Forward Pierre-Luc Dubois of Cape Breton of the Quebec Major Junior Hockey League knows he's getting a hockey jersey for his birthday.
Which jersey he gets will be determined by the NHL team that selects him June 24, the first night of the 2016 NHL Draft at First Niagara Center in Buffalo, and also Dubois' 18th birthday.
"Pretty lucky that the year I get drafted it's the 24th," he said. "It's going to be a fun time."
The team that selects the 6-foot-2, 201-pound left wing also will be receiving a pretty nice present.
"Such a complete game," NHL Central Scouting's David Gregory said. "He has the size and strength to be really tough to control and defend, but he can use that to defend as well. And you put that with the elite skater he is and the puck skills and the hockey sense, he's just a complete package to me."
Dubois was fifth in the QMJHL this season with 42 goals and third with 99 points, and is No. 1 on NHL Central Scouting's final ranking of North American skaters for the 2016 draft. He's the first QMJHL player to hold that spot since Rimouski's Sidney Crosby (Pittsburgh Penguins) in 2005.
Dubois did all that while splitting time between left wing and center, a position he played for the first time starting in December 2015. He ended up winning 50.4 percent of the 843 faceoffs he took, second-most for the Screaming Eagles.
Video: 1-on-1 with Pierre-Luc Dubois
"He adapted very well," Cape Breton coach Marc-Andre Dumont said. "He's such a competitor, he's a great learner and he's got passion for the game. Those three ingredients make up for great results."
Said Dubois: "I enjoy playing center better. You see the game better, you're more implicated in the [defensive] zone, you're battling in the corner to get the puck out of your zone and attack on offense. I enjoy the center part a lot. ... I had to learn fast but I think I was pretty good."
Dubois said he had a simple approach to playing his new position.
"I played how, when I was a winger, how I wanted my center to play," he said. "I like when my center communicates with the winger, supports them when the [defenseman] is pinching. He tells him what to do. I tried to be the guy that I wanted to play with when I was a winger."
Dubois said intensive video study also helped with the adjustment, but that's nothing new for him. He has been breaking down video since about the time he learned to tie his skates.
Eric Dubois, Pierre-Luc's father, played professionally for 12 years and has been a coach in the QMJHL since 2004, currently as an assistant with Rimouski. He often used his son to help with his film study.

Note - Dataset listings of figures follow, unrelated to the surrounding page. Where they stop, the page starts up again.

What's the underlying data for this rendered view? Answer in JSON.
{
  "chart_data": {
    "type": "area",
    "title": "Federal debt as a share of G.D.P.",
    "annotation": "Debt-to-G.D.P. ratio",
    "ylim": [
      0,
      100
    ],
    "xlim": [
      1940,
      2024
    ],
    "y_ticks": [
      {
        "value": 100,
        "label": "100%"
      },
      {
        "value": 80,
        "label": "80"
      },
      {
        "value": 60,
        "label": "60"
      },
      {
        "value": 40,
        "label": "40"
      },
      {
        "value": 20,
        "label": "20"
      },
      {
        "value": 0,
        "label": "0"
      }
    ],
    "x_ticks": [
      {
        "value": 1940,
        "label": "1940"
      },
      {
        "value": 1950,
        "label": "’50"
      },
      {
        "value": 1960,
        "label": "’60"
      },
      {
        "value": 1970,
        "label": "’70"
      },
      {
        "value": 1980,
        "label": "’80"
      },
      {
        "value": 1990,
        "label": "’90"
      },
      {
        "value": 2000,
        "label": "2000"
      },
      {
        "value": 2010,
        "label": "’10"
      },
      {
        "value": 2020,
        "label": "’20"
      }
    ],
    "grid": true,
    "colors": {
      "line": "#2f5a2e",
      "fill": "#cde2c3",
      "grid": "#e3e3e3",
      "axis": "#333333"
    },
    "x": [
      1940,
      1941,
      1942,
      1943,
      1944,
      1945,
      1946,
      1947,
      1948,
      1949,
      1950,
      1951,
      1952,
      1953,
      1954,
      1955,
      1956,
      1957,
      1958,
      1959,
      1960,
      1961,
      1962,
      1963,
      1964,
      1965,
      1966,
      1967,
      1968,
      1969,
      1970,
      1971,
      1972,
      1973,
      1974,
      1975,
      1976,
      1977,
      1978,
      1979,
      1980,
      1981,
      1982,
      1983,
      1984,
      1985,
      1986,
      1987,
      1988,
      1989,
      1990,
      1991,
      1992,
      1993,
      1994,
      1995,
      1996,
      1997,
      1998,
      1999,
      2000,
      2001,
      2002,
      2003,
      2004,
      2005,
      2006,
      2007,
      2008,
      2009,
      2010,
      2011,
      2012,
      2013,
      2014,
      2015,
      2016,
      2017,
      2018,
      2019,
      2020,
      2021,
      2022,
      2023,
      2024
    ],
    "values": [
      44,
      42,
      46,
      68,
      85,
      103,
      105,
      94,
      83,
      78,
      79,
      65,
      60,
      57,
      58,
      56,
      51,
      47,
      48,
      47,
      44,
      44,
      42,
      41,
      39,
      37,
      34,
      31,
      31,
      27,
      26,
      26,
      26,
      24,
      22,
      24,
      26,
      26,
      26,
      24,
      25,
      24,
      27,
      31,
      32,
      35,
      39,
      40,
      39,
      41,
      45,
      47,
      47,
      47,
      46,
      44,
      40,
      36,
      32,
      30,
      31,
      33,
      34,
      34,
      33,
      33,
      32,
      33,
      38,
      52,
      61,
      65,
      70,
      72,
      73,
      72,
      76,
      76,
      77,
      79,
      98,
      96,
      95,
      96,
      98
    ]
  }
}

"I remember when I was a kid, he used to do video with his team and I'd help him," Dubois said. "He'd ask me, 'What do you think he should have done?' I watched a lot of film growing up. ... Probably started at age 6 or 7. Made me realize some stuff. I remember one thing was turning the right way when the puck ... when the D goes to the D [the defenseman passes across to his partner], turn the right way, don't turn back down. He taught me a lot about that. The little details."
Those details helped Dubois not just offensively, but defensively as well. He was tied for second on Cape Breton with three shorthanded goals and seven shorthanded points, and the Screaming Eagles had the sixth-best penalty killing (80.3 percent) during the regular season.
"As much as I like scoring goals, I like winning better," he said. "Some games you have to win them 3-2. I take pride in playing well defensively, being tough to play against. My dad always taught me to play attention to the details, your positioning. I like scoring goals, but winning is the main key. Whatever it takes to win, if it's blocking a shot at the end of a game, it's blocking a shot even if you're winning 3-1 or 5-1. It's the small details."
Teams like all the details of Dubois' game. And he believes having the ability to play center or on the wing, and excel offensively and defensively at both spots, could earn him an NHL job as soon as next season.
"I think physically I can be ready," he said. "Then I think I read the game well enough to adapt to the NHL level. My play without the puck is going to be what keeps me up there. I'm good defensively. I'm mature. I make great plays, smart plays with the puck. I think I'm ready next year."